Performance: Centralized platforms can’t keep up with the rate data is generated
Lastly, and perhaps most critically, we have the performance challenge. To keep production environments up and running, DevOps, SRE, and Security teams need to understand patterns and spot anomalies as they occur. However, the limitations of centralized platforms prevent these teams from analyzing 100% of the data (cost) and receiving high-quality alerts (management). When they get the data they need, they can’t move fast enough because the queries aren’t keeping up with the data volumes (performance).
The team at Edge Delta recognized that there has to be a better way, which led to the first Edge Observability platform. Rather than an incremental improvement on the traditional centralized approach, Edge Delta uses distributed queries and machine learning to analyze data as it’s created, where it’s created. So, what’s the impact of decoupling where you analyze data from where it is stored? Let’s tie it back to the challenges discussed above.

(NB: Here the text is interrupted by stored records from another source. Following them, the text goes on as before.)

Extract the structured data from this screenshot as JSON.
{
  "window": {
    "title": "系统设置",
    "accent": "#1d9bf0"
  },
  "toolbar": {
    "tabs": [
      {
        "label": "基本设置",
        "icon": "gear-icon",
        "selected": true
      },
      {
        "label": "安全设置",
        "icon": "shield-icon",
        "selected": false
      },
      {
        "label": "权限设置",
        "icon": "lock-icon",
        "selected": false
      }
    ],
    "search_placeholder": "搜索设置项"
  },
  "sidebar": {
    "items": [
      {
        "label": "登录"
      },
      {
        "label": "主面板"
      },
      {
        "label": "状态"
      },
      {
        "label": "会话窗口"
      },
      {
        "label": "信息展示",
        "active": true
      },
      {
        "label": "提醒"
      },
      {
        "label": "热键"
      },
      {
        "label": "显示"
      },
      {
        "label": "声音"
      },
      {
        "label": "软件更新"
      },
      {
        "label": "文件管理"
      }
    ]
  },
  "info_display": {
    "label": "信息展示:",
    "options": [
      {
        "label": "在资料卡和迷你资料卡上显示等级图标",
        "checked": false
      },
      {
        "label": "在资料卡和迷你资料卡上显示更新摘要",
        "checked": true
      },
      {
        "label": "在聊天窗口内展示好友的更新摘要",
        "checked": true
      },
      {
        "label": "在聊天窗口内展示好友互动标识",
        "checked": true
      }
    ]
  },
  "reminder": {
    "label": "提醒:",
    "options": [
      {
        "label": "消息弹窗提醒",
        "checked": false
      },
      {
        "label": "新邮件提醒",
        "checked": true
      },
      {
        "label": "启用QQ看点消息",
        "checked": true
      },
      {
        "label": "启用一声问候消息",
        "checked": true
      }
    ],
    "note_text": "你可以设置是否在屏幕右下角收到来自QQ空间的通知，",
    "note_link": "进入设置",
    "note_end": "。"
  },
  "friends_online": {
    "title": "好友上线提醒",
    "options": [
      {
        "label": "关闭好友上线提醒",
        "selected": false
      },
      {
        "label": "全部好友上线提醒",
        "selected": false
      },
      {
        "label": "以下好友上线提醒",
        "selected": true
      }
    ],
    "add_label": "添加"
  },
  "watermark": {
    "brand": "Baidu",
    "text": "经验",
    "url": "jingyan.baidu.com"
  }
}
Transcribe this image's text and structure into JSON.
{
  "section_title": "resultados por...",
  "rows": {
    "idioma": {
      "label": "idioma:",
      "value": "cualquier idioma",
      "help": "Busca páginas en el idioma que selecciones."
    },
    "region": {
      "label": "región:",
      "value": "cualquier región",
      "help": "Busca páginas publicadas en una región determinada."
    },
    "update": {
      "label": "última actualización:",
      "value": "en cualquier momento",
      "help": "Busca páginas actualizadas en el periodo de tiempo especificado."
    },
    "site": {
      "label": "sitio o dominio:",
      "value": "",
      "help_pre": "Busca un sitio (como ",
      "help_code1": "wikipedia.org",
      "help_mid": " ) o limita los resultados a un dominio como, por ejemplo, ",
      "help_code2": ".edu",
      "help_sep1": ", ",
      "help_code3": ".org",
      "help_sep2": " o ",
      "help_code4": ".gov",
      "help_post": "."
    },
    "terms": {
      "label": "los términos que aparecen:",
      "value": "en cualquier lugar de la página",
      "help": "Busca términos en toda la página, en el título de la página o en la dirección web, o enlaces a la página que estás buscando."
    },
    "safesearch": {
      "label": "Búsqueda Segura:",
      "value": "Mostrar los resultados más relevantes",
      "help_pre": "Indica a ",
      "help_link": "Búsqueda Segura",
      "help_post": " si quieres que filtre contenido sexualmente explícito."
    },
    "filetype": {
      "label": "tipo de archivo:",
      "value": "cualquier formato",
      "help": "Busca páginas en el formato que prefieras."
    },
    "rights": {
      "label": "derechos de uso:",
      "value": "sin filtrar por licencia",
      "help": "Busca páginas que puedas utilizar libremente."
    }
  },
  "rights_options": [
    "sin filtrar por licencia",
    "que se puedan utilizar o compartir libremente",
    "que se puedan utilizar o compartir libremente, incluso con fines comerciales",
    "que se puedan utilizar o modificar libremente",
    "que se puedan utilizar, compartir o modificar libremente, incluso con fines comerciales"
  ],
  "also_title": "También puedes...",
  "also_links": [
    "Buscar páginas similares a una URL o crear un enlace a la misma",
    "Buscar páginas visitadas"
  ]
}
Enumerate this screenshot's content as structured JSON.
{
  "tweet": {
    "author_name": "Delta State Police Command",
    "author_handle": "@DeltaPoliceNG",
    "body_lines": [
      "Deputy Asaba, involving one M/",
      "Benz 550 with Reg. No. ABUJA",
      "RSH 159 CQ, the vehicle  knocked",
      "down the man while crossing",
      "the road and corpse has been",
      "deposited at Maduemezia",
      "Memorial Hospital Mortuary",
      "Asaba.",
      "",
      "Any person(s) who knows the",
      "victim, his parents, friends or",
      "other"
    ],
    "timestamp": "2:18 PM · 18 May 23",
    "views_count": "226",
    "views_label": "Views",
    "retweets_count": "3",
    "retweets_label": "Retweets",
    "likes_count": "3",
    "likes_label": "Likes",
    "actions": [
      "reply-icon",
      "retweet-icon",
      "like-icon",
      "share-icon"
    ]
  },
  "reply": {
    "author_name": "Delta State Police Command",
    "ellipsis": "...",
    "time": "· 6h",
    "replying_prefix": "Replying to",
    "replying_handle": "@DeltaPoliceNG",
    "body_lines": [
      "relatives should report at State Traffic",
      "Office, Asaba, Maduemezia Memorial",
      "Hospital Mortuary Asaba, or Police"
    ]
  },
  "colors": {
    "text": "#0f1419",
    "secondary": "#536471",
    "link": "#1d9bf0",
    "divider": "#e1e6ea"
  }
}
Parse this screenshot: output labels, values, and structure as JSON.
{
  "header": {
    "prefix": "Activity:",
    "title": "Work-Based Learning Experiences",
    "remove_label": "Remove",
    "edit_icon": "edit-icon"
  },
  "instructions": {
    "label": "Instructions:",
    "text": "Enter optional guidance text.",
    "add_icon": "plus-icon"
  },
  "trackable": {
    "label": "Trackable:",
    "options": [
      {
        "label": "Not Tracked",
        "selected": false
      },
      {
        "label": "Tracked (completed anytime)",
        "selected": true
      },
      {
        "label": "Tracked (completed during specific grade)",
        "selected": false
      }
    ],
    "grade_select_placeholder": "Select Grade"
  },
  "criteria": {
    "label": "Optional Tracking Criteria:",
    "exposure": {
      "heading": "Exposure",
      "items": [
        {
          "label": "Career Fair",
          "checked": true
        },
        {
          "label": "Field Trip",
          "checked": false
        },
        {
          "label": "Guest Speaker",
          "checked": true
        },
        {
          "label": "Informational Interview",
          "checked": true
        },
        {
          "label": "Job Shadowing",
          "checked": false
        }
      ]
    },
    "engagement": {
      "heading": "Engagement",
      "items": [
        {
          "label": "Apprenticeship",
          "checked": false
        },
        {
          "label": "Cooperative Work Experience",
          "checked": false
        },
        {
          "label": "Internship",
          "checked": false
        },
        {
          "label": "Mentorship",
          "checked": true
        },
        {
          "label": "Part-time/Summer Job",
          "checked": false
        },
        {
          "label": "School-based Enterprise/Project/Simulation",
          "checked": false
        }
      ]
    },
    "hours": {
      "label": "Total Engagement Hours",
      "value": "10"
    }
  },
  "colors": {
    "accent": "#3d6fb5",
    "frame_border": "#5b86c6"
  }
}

Cost: Lower observability costs by up to 95%
Edge Delta uses stream processing to analyze 100% of your logs, metrics, and traces at the source as they’re created. Then, it identifies high-value data sets, integrates with your preferred observability platform, and streams only the aggregates and insights your team needs. (It also copies all the raw data to your low-cost storage if needed for future rehydration.) By optimizing your observability data in this manner, you can reduce TCO by up to 95% while gaining deeper visibility into mission-critical systems.
Ultimately, this means your teams no longer have to manually choose which data to centralize and which to discard.
Management: Stay on top of evolving datasets and unlock self-service observability
Edge Delta allows you to analyze data using more generic query terms. So, as your data structure changes or baselines grow, you can receive meaningful insights without constantly redefining schemas, regexes, parse statements, queries, and alerts.
Removing this layer of complexity also enables self-service observability. So, engineers can detect and prevent issues without relying on another team for specialized analysis.
Performance: Analyze millions of loglines per second
How is Edge Delta able to accomplish all of this? As implied above, your teams get the insights they need while optimizing and automating the data you centralize. On top of that, Edge Delta offers the most performant agent in the industry that scales to massive data volumes while maintaining true real-time alerting. This performance enables you to analyze millions of log lines per second. You can explore the impressive benchmarks here.
If there’s one takeaway from this article, it should be that observability needs begin at the source. By analyzing data as it’s created, you can overcome the cost, management, and performance limitations that centralized approaches place on today’s data volumes. This is all possible with Edge Observability.